Take France, for instance, where, on 26th January, an organisation called "Printemps français" ("French Spring", as in "Arab Spring") brought an estimated 17,000 people on to the streets of Paris for a "day of rage" (jour de colère) against the Socialist government of François Hollande. The demonstrators were a rainbow coalition of the disaffected—hard-line Catholic "intégristes", opponents of gay marriage, the angry Poujadist fringe of France's small business community and supporters of the incendiary "comedian" Dieudonné.
The Front National was not involved, at least not formally. Manuel Valls, the interior minister who late last year denounced Dieudonné as "antisemitic and racist" and called on local councils to ban his live shows, said in an interview yesterday that the jour de colère showed that a part of of the "conservative and reactionary right" was now occupying the space left by the FN's attempts to normalise or legitimise itself. "We are witnessing," Valls said, "the constitution of a French Tea Party", though this angry rabble also has distinctively French antecedents in the radical anti-republicanism of the right-wing groupuscules that proliferated in the wake of the Dreyfus Affair at the beginning of the 20th century and polluted French politics during the inter-war years. (A report in Le Monde the other day suggested that Printemps Français was connected to Action française, a descendant of the radical rightist movement of the same name founded in 1899 by Maurice Pujo and Henri Vaugeois.) "What [the jour de colère] has in common with the 1930s," Valls went on, "is this anti-republicanism and violent detestation, in word and deed, of our values and principles."

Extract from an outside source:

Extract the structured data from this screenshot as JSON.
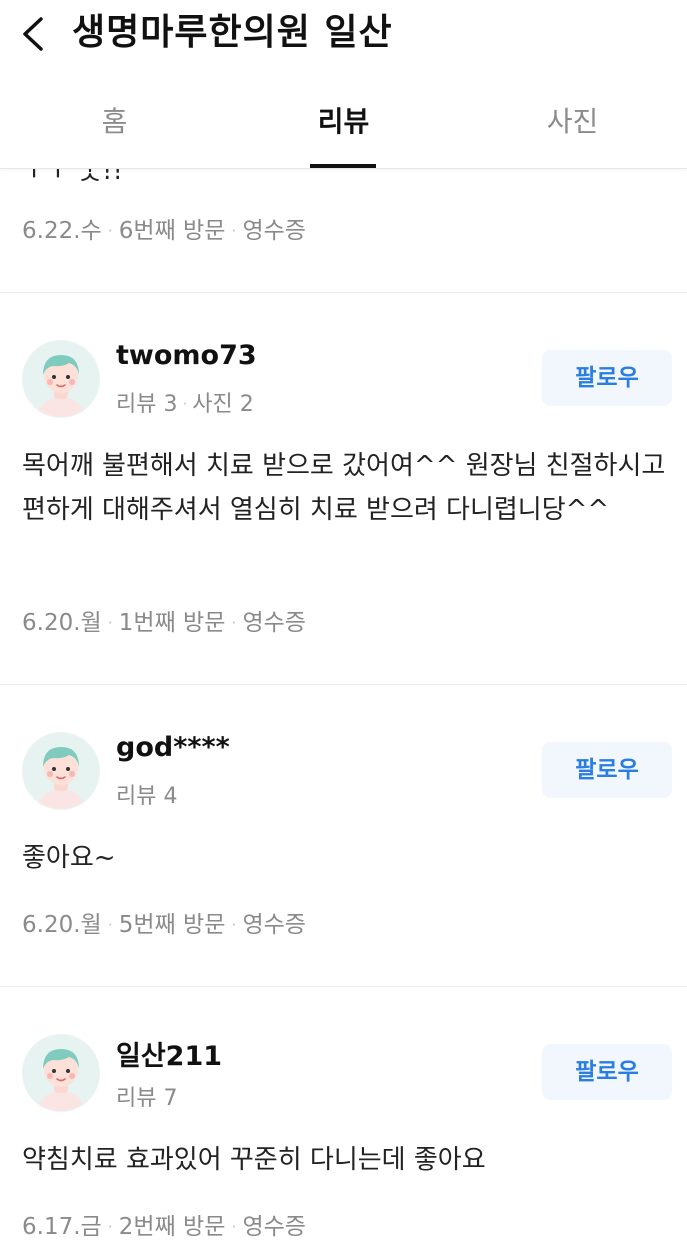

Now, this heterogeneous amalgam of sometimes competing animuses is too new for anyone to have attempted a serious analysis of its political sociology. And Jean Birnbaum, the editor of Le Monde's book review supplement, implies that this would in any case be a hopeless task—the anger of the "colériques" is the "anger of imbeciles," he says (borrowing a phrase from the writer and one-time devotee of Action française, Georges Bernanos), an empty nihilism entirely disconnected from any larger project. In the past, he argues, such anger would have found a repository either in the Catholic Church or the international communist movement, but not now.

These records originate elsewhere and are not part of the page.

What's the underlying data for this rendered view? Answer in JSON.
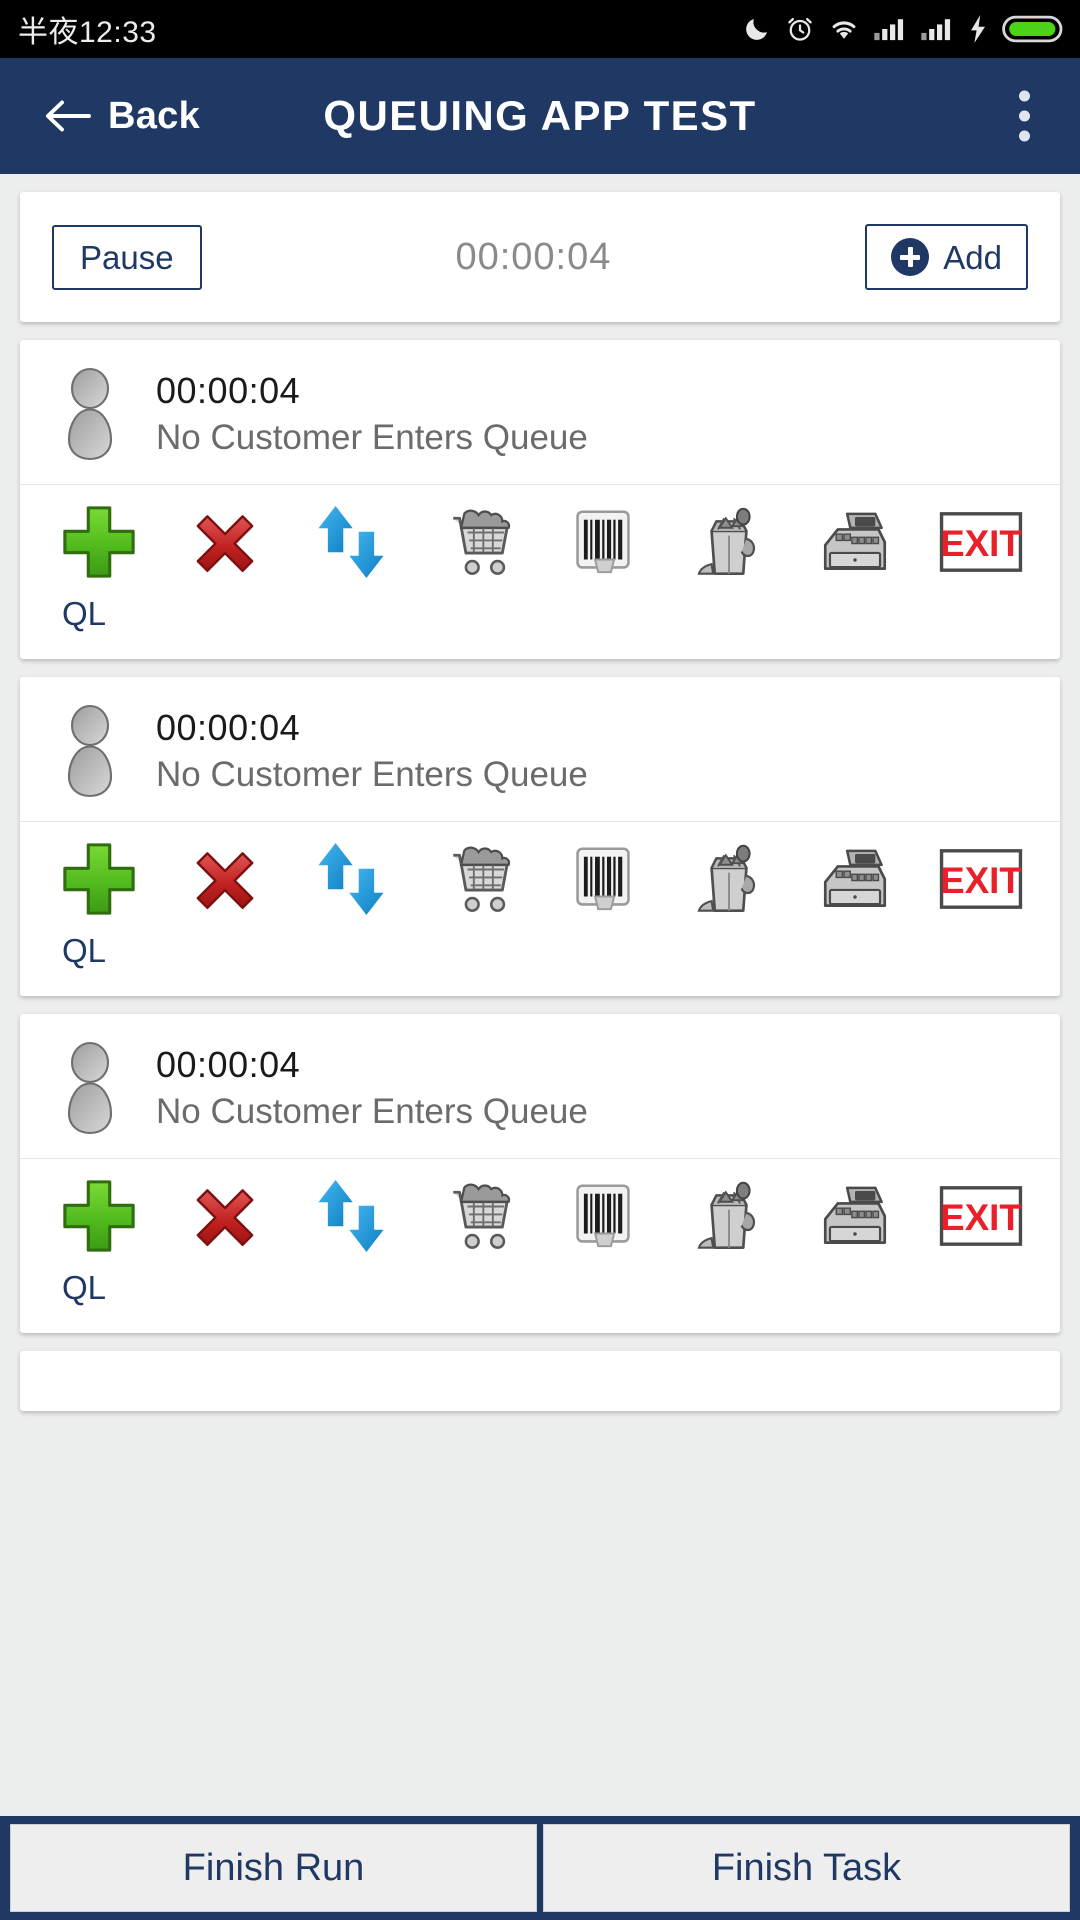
{
  "status_bar": {
    "time": "半夜12:33",
    "icons": [
      "moon-icon",
      "alarm-icon",
      "wifi-icon",
      "signal-icon",
      "signal-icon",
      "charging-bolt-icon",
      "battery-icon"
    ]
  },
  "app_bar": {
    "back_label": "Back",
    "title": "QUEUING APP TEST",
    "overflow_name": "more-options"
  },
  "control_bar": {
    "pause_label": "Pause",
    "timer": "00:00:04",
    "add_label": "Add"
  },
  "queue_cards": [
    {
      "time": "00:00:04",
      "status": "No Customer Enters Queue",
      "ql_label": "QL"
    },
    {
      "time": "00:00:04",
      "status": "No Customer Enters Queue",
      "ql_label": "QL"
    },
    {
      "time": "00:00:04",
      "status": "No Customer Enters Queue",
      "ql_label": "QL"
    }
  ],
  "action_icons": [
    {
      "name": "green-plus-icon",
      "label": "Add Customer"
    },
    {
      "name": "red-x-icon",
      "label": "Remove Customer"
    },
    {
      "name": "blue-up-down-arrows-icon",
      "label": "Swap"
    },
    {
      "name": "shopping-cart-icon",
      "label": "Cart"
    },
    {
      "name": "barcode-icon",
      "label": "Scan"
    },
    {
      "name": "grocery-bag-icon",
      "label": "Bagging"
    },
    {
      "name": "cash-register-icon",
      "label": "Register"
    },
    {
      "name": "exit-sign-icon",
      "label": "EXIT"
    }
  ],
  "exit_sign_text": "EXIT",
  "bottom_bar": {
    "finish_run_label": "Finish Run",
    "finish_task_label": "Finish Task"
  },
  "colors": {
    "navy": "#1f3864",
    "page_bg": "#eceded",
    "card_bg": "#ffffff",
    "status_text": "#6b6b6b",
    "timer_text": "#8a8a8a",
    "green": "#5cc02c",
    "red": "#cc2b2b",
    "blue": "#1f9ae0",
    "exit_red": "#e8202a"
  }
}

Birnbaum is certainly right that anger alone does not amount to a coherent politics—that's one of the things that makes phenomena such as the "jour de colère" simultaneously so disturbing and fatally easy for mainstream politicians to ignore—but I wonder if he's downplaying the salience of Catholicism in all this. It seems to me that Printemps français and related formations such as "Manif pour tous" ("Demo for all"), which this Sunday organised an enormous demonstration in Paris against the alleged "family-phobia" of the Socialist government, are, in part at least, the political expression, however incohate, of what the historians Hervé Le Bras and Emmanuel Todd call in their book Le mystère français "zombie Catholicism". (Printemps français was formed in March last year, after the first "Manif pour tous" mobilised tens—hundreds, if you believe the organisers—of thousands to march against the legalisation of gay marriage.)
Le Bras and Todd's book, which was published last March, attempts to map the human geography of what one might call the French malaise (the opening sentence reads: "La France ne sent pas bien"—France is not feeling well). They argue that there is a "disequilibrium" between France's "liberal and egalitarian heart", which they argue is in decline, and an increasingly dominant Catholic and "hierarchical" periphery—and successive governments and generations of policymakers have failed to grasp this, with disastrous effects.
This claim about the increasingly dominant Catholic fringe looks highly implausible when one considers the dramatic decline in (Catholic) church attendance since the 1950s. Le Bras and Todd themselves supply the relevant statistics. In 1952, 27 per cent of the French population regularly attended Mass. By 1966, that figure had fallen to 20 per cent. It had fallen to 14 per cent by 1978, to 6 per cent by 1987 and 4.5 per cent by 2006. These figures testify to the "almost complete disappearance of religion in its ritual dimension," they write. But—and this is the really interesting (and provocative) bit of their analysis—Catholicism lives on as a "structuring agent in education and politics".
In other words, Catholicism as "metaphysical belief" may have all but disappeared in France, but it survives as a "social" and, increasingly, political force. This is the "life after death" of "zombie Catholicism". The first Manif pour tous arrived punctually as if to confirm Le Bras and Todd's thesis. Subsequent events have done little to dislodge it.